I believe that this Bill delivers those ends, and that it does so in a way that should command widespread support. After all, as my noble friend Lady Bottomley reminded us earlier, the extension of choice and the extension of competition are not new principles; those of all parties and of none have long supported them. Involving GPs in clinical care is not new. GPs have been providing increased ranges of services for many years, and this Bill provides a logical and coherent extension of their powers rather than the piecemeal approach we have seen in recent years.
I spoke just now about the issue of osteoporosis, a subject that I raised in my maiden speech in this House and have talked about on a number of occasions since. To give a personal example, that one subject provides a prism through which we can see in a practical way how this Bill can help with one of the most chronic and debilitating conditions that are at the root of the need for reform of the NHS. Let me explain why. Giving responsibility to GPs for commissioning health services is giving responsibility to precisely the people who can spot this condition early and initiate treatment for it. They can play a pivotal role in the prevention, diagnosis, treatment and care of patients who are at risk of broken bones, for osteoporosis can be reduced only by involving professionals from a range of settings in the commissioning process.

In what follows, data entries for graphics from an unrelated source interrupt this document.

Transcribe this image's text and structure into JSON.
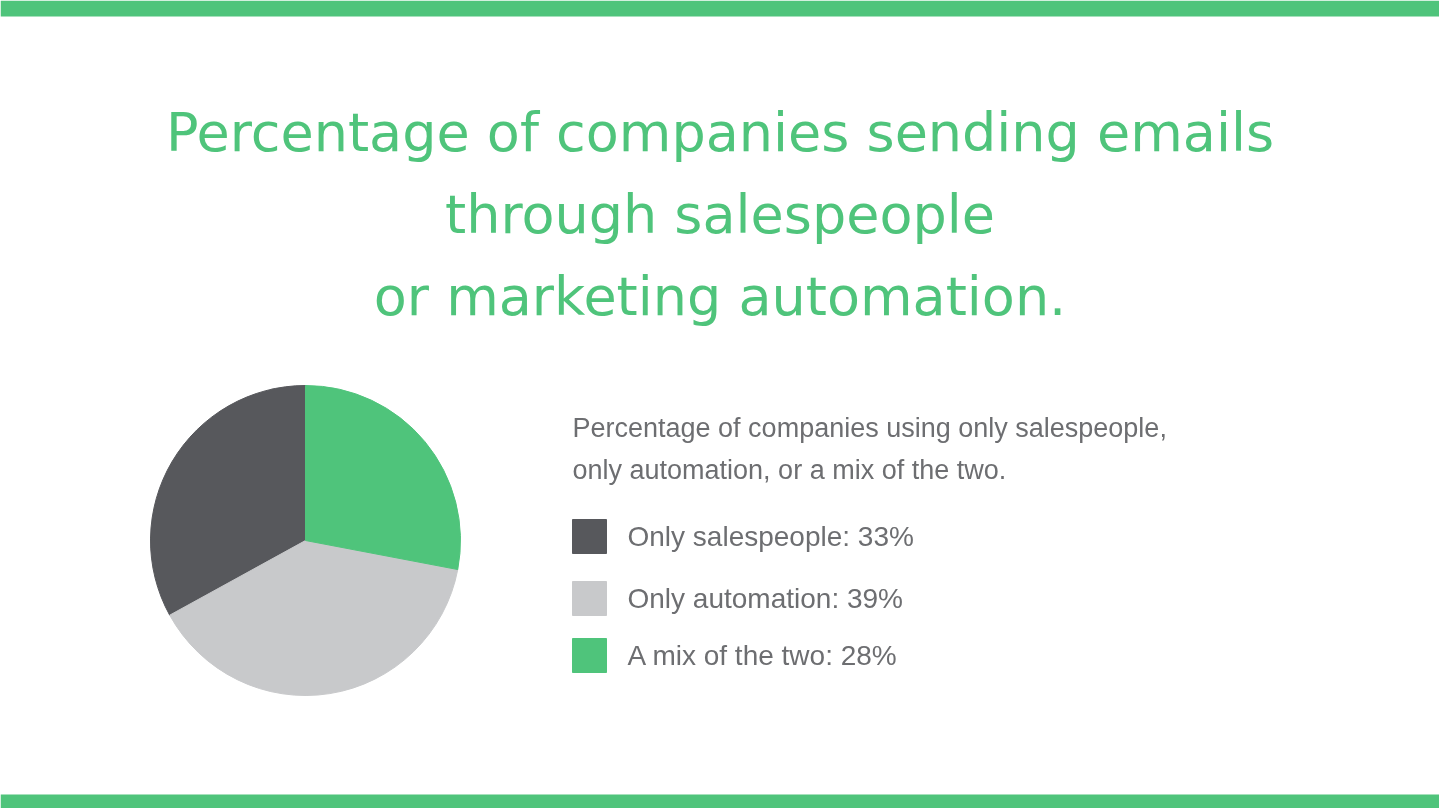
{
  "chart_data": {
    "type": "pie",
    "title": "Percentage of companies sending emails\nthrough salespeople\nor marketing automation.",
    "legend_title": "Percentage of companies using only salespeople,\nonly automation, or a mix of the two.",
    "categories": [
      "Only salespeople",
      "Only automation",
      "A mix of the two"
    ],
    "values": [
      33,
      39,
      28
    ],
    "value_labels": [
      "33%",
      "39%",
      "28%"
    ],
    "colors": [
      "#57585c",
      "#c8c9cb",
      "#4fc47b"
    ],
    "legend": "right"
  }
}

Of course, GPs are not alone, and many fractures originate in care homes. Adult social care professionals need to be involved too, and the health and well-being boards, which this Bill will introduce, are a perfect way to bring stakeholders together to oversee local fracture services; and clinical senates will be able to act as vehicles for cross speciality collaboration, strategic advice and innovation to support commissioners in local areas. These are developments of real value to the patients of the future, and they spring directly from this Bill.

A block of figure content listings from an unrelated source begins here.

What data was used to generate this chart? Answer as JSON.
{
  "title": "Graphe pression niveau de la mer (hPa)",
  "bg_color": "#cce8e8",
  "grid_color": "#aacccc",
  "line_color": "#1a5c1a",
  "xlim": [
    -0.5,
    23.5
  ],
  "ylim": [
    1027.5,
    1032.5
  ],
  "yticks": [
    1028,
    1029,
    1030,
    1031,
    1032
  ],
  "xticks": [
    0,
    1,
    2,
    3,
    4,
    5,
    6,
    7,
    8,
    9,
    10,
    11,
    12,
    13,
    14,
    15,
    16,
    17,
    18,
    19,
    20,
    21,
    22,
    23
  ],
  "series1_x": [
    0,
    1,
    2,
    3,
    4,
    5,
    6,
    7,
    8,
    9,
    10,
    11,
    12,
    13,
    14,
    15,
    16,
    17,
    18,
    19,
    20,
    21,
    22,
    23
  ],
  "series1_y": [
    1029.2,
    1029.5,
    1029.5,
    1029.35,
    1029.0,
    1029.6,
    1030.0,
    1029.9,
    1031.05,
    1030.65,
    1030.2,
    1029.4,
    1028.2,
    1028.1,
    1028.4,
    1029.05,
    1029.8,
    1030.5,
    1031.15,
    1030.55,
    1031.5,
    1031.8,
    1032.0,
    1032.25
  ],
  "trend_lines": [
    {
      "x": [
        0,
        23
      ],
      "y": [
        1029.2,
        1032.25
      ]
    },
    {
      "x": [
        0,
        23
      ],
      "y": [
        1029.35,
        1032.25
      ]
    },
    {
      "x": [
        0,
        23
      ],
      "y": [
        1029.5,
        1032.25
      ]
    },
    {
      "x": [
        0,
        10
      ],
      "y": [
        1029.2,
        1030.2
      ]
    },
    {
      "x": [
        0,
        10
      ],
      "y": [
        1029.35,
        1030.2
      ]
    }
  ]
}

I also welcome the proposals to increase the amount of choice and information available to patients. Patients with, or at risk of, broken bones should be able to access information about the quality and outcomes achieved by their local services, and this Bill will deliver that. That is a very welcome step for the hundreds of thousands of people who suffer from osteoporosis.

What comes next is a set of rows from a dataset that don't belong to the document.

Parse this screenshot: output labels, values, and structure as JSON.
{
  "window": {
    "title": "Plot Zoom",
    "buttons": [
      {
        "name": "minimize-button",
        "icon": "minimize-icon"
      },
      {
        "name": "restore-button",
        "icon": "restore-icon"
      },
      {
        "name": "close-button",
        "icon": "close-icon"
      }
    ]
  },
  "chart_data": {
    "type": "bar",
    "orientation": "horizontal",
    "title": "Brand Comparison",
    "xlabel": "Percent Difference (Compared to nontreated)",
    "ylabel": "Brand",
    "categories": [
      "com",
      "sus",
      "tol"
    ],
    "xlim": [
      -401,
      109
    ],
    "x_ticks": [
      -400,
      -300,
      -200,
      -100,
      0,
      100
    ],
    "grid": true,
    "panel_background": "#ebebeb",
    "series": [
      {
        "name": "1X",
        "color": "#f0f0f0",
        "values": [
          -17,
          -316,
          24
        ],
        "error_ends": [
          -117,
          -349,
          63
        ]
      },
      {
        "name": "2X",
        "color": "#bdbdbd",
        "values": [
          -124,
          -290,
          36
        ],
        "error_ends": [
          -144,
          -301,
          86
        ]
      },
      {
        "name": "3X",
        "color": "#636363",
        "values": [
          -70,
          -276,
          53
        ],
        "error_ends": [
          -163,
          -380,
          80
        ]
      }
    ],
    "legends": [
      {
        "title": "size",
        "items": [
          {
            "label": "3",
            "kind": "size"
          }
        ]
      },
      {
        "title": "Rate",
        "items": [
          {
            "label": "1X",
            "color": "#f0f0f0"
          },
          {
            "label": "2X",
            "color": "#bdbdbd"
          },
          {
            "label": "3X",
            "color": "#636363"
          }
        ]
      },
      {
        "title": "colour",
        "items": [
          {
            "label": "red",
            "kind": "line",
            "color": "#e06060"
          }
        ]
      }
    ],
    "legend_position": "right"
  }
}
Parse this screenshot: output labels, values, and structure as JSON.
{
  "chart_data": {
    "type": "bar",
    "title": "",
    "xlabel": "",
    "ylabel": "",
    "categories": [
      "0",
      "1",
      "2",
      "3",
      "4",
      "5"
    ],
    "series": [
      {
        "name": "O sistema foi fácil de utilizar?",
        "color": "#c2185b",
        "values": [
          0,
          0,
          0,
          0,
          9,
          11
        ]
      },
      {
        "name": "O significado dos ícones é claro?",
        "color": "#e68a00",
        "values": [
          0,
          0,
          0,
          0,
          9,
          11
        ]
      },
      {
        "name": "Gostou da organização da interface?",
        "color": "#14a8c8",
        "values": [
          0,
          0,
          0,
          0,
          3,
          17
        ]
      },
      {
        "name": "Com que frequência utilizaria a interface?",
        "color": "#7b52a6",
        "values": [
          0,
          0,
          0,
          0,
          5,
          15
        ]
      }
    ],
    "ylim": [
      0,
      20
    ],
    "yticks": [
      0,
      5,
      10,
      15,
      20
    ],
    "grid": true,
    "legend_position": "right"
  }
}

Of course, issues will need to be raised in the Committee stage of the Bill, which quite rightly should take place on the Floor of the House, where, as the noble Baroness, Lady Murphy, said earlier, we have experts to deal with these issues. I highlight in particular the provision of information about whether local hospitals or GP surgeries have fracture prevention services in place. I believe that steps must be taken within the scope of the Bill to ensure that the ability to choose the location in which care is provided is extended to disadvantaged groups, including the frail and immobile. I also hope that the Government will include indicators that measure admissions for fractures in older people in their initial NHS adult social care and public health outcomes frameworks, but these are issues that can be sorted out.
The key point is that with a long-term condition such as osteoporosis—I have deliberately used this as a personal and practical example—the Bill will, for the first time, put in place a framework that will allow us to improve lives through early diagnosis, greater accountability and the cohesion of care services. That is a precious prize.
Of course, as we have heard, this Bill is controversial. Change always is, but if we really care about something—everyone in this House cares about the NHS—we must have the courage to face up to that. If we fail, we will be letting down not just ourselves but those who will come after us.